Our conclusion is that any AddField
with a default
set cannot be accomplished without downtime in a production system (similar to a non-null field), so we've written the following check for our migrations:
from django.db.migrations.operations.fields import AddField from django.db.models.fields import NOT_PROVIDED from django.db.models.signals import pre_migrate def check_migration_safety(**kwargs): # `plan` is not part of the public API and is subject to change in later # versions of Django. plan = kwargs['plan'] for migration_cls, rolled_back in plan: # Check if this is going forwards or rolling back a migration. if not rolled_back: for operation in migration_cls.operations: if isinstance(operation, AddField): description = "{migration!r} model '{model}' field '{field}': ".format( migration=migration_cls, model=operation.model_name, field=operation.name, ) if not operation.field.null: raise ValueError(description + "do not add new non-nullable columns") if operation.field.default != NOT_PROVIDED: raise ValueError(description + "do not set a default when adding columns") pre_migrate.connect( check_migration_safety, dispatch_uid="operations.check_migration_safety", )
comment:3 by , 8 years ago
Component: | Database layer (models, ORM) → Migrations |
---|---|
Type: | Uncategorized → Cleanup/optimization |
If a model field default
is added after adding a nullable field, does it have the same issue? For example:
migration one:
adding foo = models.NullBooleanField()
ALTER TABLE "t28273_test" ADD COLUMN "foo" boolean NULL;
migration two:
changing to foo = models.NullBooleanField(default=True)
ALTER TABLE "t28273_test" ALTER COLUMN "foo" SET DEFAULT true; # does this cause the backfill problem?
ALTER TABLE "t28273_test" ALTER COLUMN "foo" DROP DEFAULT;
I'm trying to think of how to solve this by structuring migrations appropriately because I'm not seeing another elegant way forward.
comment:4 by , 8 years ago
Adding a default after the column was added does not seem to trigger a backfill. Like you're saying, creating two migrations doesn't cause this issue to appear (except when custom fields add a default, for example)
testing=# select * from t; a | b ----+--- hi | 3 hi | 4 hi | 5 (3 rows) testing=# alter table t add column c integer null; ALTER TABLE testing=# select * from t; a | b | c ----+---+--- hi | 3 | hi | 4 | hi | 5 | (3 rows) testing=# alter table t alter COLUMN c set default 3; ALTER TABLE testing=# select * from t; a | b | c ----+---+--- hi | 3 | hi | 4 | hi | 5 | (3 rows) testing=# alter table t add column d integer null default 10; ALTER TABLE testing=# select * from t; a | b | c | d ----+---+---+---- hi | 3 | | 10 hi | 4 | | 10 hi | 5 | | 10 (3 rows)

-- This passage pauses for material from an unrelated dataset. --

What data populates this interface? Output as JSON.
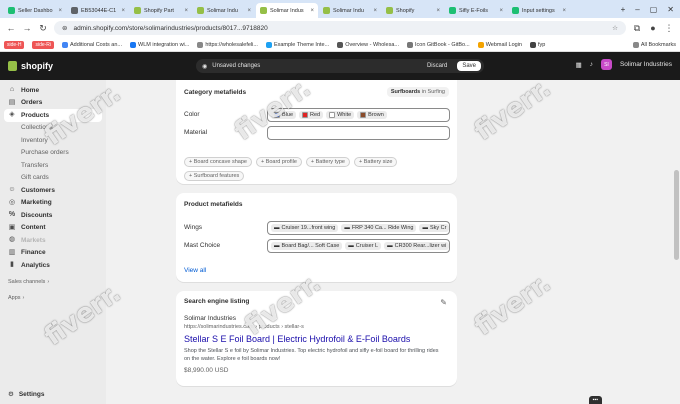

comment:6 by , 8 years ago
Component: | Migrations → Documentation |
---|---|
Summary: | Have a way to prevent adding columns with defaults in migrations → Document how to prevent adding columns with defaults in migrations |
Triage Stage: | Unreviewed → Accepted |
comment:7 by , 5 years ago
Owner: | changed from | to
---|---|
Status: | new → assigned |
Replying to Tim Graham:
Would documenting this solution be sufficient?
Where do you think the documentation for this could go?
Can't you accomplish this by adding the column as
null=True
, populating the values, then changing the column tonull=False
(similar to the Migrations that add unique fields howto)? I believe defaults should only be added when adding non-nullable columns -- if that behavior were changed, how would the non-null constraint be avoided?